Check pricescan.com and pricewatch.com(there are others) and find a vendor that looks reputable(check reviews). Don’t just pick the lowest price. CHECK RETURN POLICIES. I bought my last two cameras that way. Oh, wolfcamera.com sometimes has good deals, a buddy likes them, and free shipping!
If you have any questions, axe.
I can't think of a digital camera that I've ever heard of that doesn't have an internal buffer. The problem is that when a camera using memory stick or compact flash gets a filled buffer, it writes it to the stick/card relatively quickly and you are on your way to your follow-up shot. However, if the buffer fills up in a camera that writes to CDs, what is the wait time while the photo is being burned to disk?

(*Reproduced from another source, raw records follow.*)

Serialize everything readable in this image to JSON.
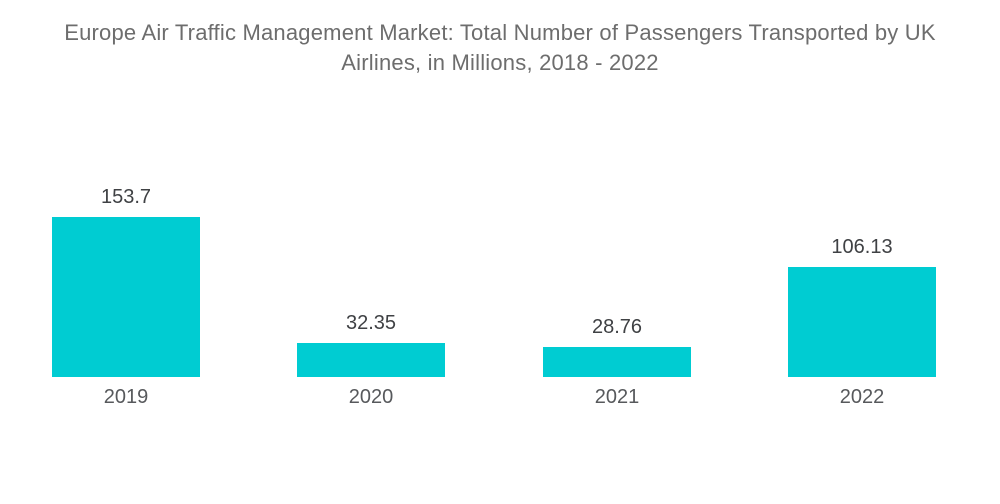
{
  "chart_data": {
    "type": "bar",
    "title": "Europe Air Traffic Management Market: Total Number of Passengers Transported by UK Airlines, in Millions, 2018 - 2022",
    "categories": [
      "2019",
      "2020",
      "2021",
      "2022"
    ],
    "values": [
      153.7,
      32.35,
      28.76,
      106.13
    ],
    "value_labels": [
      "153.7",
      "32.35",
      "28.76",
      "106.13"
    ],
    "ylabel": "",
    "xlabel": "",
    "ylim": [
      0,
      153.7
    ],
    "grid": false,
    "legend": false,
    "colors": {
      "bar": "#00ccd2",
      "title_text": "#6d6d6d",
      "value_text": "#3f4144",
      "category_text": "#57595c",
      "background": "#ffffff"
    }
  }
}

The last time I fooled around with a Mavica that wrote to CDs was when they first hit Best Buy and cost approximately 1 arm and half a leg. Shot to shot was S-L-O-W - especially for high quality photos. My rusty trusty Nikon CoolPix 700 is no speed demon by any stretch of the imagination when writing in TIFF format at 1600x1200 resolution, but normal shot-to-shot was much faster than the Sony.
Since then, Compact Flash technology has greatly improved, as has CD-R/RW writing speeds, though.
I second the buying online bit. You'll save a bundle. Make sure you get exactly what you want - a lot of outfits will try to pawn off refurb units as new.
I love Nikon, but this is my next Digital Camera purchase: Sony Cybershot DSC-F828
Great point, another reason to get a Canon. The G2 has the longest battery life of just about any digicam out there, it can take over 300 pics on a single charge and will last about 3 hours+ on a single charge using the LCD.
More reasons I bought the G2 was
Ability to add lenses and filters
Longer/better video (2 sizes)
Manual settings for custom shots
Hotshoe for external flash
COMPACT FLASH MEMORY!! All other memory sucks IMO.
Wow. THAT is a cool camera. And by cool, I mean totally sweet. Helluva price, too.